A vigilância sobre a recta administração da justiça seria, porém, carente se não compreendesse inclusive a função de tutela da recta jurisprudência (cf. Lex propria, art. 111 § 1). Os instrumentos de conhecimento e intervenção, que a Lex propria e a posição institucional garantem a esta Assinatura Apostólica, permitem um trabalho que, em sinergia com o Tribunal da Rota Romana (cf. Const. Apost. Pastor bonus, art. 126), reve-la-se providencial para a Igreja. As exortações e as prescrições com as quais esta Assinatura Apostólica acompanha as respostas aos Relatórios anuais dos tribunais locais não raro recomendam aos respectivos Moderadores o conhecimento e a adesão, quer às directrizes propostas nas anuais alocuções pontifícias à Rota Romana, quer à comum jurisprudência rotal sobre aspectos específicos que se revelam urgentes para os tribunais individualmente. Portanto, encorajo também a reflexão, que vos empenhará nestes dias, sobre a recta jurisprudência a propor aos tribunais locais em matéria de error iuris como motivo de nulidade matrimonial.
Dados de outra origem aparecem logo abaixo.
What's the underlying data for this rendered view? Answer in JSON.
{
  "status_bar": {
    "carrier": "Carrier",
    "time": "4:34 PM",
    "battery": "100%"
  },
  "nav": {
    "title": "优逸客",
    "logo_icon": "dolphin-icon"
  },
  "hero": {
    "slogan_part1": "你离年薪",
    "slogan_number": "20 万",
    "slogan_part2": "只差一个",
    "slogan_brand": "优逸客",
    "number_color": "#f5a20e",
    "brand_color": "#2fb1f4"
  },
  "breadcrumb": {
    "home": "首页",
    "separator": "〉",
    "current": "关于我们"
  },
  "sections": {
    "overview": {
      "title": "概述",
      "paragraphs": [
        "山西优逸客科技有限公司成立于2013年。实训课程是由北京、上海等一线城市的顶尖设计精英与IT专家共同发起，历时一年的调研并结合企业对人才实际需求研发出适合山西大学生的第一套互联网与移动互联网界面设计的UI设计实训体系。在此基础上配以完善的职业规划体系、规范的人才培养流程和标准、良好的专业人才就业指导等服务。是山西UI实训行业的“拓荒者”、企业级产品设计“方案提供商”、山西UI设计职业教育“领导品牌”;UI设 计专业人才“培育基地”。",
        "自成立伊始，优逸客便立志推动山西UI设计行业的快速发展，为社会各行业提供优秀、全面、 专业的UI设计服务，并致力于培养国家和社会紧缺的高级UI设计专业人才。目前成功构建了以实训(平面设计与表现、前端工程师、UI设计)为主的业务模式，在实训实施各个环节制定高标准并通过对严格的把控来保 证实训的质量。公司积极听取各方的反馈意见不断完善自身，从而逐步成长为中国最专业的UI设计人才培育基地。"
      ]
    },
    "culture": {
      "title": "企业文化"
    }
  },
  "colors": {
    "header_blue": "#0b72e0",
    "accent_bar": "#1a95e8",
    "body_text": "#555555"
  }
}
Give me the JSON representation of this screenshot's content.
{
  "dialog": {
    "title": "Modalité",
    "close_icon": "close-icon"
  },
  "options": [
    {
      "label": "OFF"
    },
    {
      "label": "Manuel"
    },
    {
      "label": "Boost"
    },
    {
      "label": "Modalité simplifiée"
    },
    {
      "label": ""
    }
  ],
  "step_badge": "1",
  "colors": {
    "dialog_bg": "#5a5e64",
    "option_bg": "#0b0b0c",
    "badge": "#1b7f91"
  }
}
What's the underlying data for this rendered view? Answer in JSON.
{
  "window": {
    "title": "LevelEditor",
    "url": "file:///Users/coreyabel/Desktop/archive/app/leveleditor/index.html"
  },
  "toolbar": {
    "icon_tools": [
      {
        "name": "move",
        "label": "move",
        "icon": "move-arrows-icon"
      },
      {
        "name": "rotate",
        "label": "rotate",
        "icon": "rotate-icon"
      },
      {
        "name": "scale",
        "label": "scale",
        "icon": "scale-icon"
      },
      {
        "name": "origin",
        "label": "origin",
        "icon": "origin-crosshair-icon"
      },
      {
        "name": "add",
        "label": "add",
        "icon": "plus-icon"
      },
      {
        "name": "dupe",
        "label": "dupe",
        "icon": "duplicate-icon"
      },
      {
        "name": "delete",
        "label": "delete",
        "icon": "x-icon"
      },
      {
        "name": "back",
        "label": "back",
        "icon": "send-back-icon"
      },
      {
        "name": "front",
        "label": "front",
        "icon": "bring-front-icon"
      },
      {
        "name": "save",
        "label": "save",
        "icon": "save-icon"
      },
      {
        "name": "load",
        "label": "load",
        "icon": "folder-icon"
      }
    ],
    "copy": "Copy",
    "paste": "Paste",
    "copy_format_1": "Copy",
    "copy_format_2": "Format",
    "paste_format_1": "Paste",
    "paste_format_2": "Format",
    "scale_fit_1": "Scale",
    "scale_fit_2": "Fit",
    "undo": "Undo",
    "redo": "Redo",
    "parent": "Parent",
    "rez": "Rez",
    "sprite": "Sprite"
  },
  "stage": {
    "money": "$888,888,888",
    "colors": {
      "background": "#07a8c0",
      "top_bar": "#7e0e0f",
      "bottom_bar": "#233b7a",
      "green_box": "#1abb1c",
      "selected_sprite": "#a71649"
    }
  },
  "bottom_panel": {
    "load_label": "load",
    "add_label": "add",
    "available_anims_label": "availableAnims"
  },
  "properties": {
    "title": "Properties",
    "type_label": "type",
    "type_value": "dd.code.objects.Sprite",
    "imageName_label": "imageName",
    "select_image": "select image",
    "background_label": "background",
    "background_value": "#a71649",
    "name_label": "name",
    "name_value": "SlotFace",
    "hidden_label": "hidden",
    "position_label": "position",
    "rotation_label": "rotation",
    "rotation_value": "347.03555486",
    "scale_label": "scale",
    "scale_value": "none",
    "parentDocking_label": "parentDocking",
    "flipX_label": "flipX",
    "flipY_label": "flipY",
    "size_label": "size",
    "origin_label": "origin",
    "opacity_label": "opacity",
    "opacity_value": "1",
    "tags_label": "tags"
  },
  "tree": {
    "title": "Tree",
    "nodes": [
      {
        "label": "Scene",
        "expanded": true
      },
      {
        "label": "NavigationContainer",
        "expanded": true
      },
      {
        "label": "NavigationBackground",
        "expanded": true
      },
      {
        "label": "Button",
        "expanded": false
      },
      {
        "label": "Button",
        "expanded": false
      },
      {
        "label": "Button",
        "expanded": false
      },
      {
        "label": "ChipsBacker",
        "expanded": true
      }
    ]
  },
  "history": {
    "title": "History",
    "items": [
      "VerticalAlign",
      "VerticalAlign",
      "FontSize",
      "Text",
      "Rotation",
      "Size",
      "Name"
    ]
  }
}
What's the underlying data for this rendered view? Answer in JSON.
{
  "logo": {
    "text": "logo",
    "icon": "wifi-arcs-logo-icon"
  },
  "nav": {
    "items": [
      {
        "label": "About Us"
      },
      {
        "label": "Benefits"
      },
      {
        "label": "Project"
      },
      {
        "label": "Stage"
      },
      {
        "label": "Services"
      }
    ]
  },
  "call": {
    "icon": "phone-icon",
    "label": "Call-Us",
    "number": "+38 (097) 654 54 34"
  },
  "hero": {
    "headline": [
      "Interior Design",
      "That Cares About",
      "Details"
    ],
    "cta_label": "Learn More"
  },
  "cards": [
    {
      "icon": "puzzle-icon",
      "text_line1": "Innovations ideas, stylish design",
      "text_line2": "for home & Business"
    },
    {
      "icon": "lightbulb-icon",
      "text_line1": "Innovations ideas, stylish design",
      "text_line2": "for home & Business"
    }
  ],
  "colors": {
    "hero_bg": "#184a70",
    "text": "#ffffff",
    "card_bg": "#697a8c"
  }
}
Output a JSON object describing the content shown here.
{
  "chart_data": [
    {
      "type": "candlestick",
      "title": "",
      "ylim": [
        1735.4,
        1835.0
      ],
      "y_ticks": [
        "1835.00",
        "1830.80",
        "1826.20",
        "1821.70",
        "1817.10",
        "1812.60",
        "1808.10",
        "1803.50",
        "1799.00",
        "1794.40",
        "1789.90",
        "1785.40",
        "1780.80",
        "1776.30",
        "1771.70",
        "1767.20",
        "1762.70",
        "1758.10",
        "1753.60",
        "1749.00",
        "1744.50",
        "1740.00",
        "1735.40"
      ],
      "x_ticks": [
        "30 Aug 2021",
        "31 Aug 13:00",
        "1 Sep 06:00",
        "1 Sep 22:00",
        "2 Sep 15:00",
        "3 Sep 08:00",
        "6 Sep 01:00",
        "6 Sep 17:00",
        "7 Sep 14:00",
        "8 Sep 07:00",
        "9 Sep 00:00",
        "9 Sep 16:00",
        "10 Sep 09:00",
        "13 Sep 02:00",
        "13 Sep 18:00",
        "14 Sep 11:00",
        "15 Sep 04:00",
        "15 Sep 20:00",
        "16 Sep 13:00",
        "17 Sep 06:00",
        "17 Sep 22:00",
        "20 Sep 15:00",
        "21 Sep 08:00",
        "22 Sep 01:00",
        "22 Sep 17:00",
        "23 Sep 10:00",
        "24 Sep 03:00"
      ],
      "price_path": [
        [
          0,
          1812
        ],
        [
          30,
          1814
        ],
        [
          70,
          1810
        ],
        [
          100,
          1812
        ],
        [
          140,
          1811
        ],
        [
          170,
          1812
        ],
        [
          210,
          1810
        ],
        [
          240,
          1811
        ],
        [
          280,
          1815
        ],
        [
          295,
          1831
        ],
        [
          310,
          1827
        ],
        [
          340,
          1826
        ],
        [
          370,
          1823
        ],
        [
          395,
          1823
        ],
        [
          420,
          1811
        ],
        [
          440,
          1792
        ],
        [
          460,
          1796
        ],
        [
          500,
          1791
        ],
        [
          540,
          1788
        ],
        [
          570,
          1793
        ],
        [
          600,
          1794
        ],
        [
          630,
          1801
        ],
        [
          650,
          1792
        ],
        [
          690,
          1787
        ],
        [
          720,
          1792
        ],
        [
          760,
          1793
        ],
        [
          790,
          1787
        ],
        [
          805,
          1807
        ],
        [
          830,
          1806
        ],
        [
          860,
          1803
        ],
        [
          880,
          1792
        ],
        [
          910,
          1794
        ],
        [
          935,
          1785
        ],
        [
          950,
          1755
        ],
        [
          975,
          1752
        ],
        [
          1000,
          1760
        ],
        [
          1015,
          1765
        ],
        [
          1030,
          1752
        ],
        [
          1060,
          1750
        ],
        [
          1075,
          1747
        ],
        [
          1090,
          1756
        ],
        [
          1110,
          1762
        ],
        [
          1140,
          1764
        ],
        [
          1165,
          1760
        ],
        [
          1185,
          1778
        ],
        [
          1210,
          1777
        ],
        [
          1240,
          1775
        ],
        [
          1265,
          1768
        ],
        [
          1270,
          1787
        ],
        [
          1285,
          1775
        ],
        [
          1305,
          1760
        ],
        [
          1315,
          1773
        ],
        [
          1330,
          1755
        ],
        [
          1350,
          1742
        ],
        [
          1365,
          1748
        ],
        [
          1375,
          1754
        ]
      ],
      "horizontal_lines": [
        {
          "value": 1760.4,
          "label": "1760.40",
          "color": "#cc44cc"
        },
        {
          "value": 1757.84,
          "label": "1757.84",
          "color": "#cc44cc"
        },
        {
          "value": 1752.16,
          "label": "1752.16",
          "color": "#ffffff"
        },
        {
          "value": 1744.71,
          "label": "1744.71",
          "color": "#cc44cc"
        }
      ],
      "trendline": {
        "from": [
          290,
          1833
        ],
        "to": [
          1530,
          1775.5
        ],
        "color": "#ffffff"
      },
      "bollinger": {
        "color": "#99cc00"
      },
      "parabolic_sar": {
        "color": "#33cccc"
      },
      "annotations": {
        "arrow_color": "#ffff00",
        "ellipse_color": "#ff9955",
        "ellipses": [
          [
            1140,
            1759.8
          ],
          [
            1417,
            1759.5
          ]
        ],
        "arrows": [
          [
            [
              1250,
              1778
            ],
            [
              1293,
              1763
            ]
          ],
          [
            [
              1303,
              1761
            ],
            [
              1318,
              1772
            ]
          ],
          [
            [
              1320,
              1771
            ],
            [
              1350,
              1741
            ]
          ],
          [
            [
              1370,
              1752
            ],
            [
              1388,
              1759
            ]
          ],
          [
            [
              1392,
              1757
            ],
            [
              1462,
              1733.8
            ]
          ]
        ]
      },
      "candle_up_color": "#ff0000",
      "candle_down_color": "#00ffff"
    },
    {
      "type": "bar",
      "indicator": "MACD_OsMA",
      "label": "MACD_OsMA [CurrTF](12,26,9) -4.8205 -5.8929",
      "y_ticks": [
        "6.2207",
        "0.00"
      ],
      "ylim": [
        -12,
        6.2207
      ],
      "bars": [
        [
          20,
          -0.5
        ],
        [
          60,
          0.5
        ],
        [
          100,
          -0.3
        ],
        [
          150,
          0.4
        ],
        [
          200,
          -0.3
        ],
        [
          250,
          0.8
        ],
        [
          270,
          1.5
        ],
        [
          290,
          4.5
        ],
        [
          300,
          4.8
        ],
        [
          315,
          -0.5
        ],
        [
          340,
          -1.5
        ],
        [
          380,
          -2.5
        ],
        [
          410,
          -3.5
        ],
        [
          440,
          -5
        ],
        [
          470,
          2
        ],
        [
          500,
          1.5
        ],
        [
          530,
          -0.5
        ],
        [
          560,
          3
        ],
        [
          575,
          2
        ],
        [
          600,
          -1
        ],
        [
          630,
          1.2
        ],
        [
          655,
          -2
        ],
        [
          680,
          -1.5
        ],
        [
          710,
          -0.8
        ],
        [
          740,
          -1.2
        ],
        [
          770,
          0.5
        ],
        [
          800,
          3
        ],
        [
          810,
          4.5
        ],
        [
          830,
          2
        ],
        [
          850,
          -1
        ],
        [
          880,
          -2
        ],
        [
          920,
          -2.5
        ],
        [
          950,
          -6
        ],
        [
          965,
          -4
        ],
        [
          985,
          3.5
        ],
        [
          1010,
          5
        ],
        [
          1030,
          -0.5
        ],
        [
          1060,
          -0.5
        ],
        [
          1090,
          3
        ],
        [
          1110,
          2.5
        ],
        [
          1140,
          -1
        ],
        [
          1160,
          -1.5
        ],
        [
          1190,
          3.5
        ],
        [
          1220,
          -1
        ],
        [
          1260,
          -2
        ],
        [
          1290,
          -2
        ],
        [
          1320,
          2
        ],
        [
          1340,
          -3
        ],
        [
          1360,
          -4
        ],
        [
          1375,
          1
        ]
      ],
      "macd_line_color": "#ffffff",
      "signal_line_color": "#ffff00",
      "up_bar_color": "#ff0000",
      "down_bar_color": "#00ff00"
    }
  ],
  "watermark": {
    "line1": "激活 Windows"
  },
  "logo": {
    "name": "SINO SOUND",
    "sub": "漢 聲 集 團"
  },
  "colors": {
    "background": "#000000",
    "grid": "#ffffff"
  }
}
Este Supremo Tribunal está, outrossim, comprometido num outro âmbito delicado da administração da justiça, que lhe foi confiado pelo Servo de Deus Paulo VI; com efeito, a Assinatura conhece as controvérsias surgidas por um acto do poder administrativo eclesiástico e a ela conferidas através do recurso legitimamente proposto contra actos administrativos singulares, emanados ou aprovados por Dicastérios da Cúria Romana (cf. Const. Apost. Regimini Ecclesiae universae, 15 de Agosto de 1967, n. 106; CDC,
CIC 1445 § 2; Const. Apost. Pastor bonus, art. ; Lex propria, art. 34). Trata-se de um serviço de importância primária: a predisposição de instrumentos de justiça — da composição pacífica das controvérsias à abordagem e definição judicial das mesmas — constitui a oferta de um lugar de diálogo e de restabelecimento da comunhão na Igreja. Com efeito, se é verdade que a injustiça deve ser enfrentada antes de tudo com as armas espirituais da oração, da caridade, do perdão e da penitência, todavia não se pode excluir em alguns casos a oportunidade e a necessidade de que ela seja enfrentada com os instrumentos processuais. Antes de tudo, eles constituem lugares de diálogo, que às vezes levam à concórdia e à reconciliação. Não é por acaso que o ordenamento processual prevê que in limine litis, aliás, em cada fase do processo, se dê espaço e ocasião para que «sempre que alguém se julgar prejudicado por um decreto, é sumamente desejável que se evite a contenda entre ele e o autor do decreto, e que se procure de comum acordo uma adequada solução entre ambos, aproveitando-se inclusive da mediação e do esforço de pessoas ponderadas, de modo que seja evitada ou dirimida a controvérsia por um caminho idóneo» (CDC, CIC 1733 § 1). São também encorajadas para este fim iniciativas e normativas destinadas à instituição de ofícios ou conselhos que tenham como tarefa, segundo normas a definir, procurar e sugerir soluções equitativas (cf. ibid. § 2).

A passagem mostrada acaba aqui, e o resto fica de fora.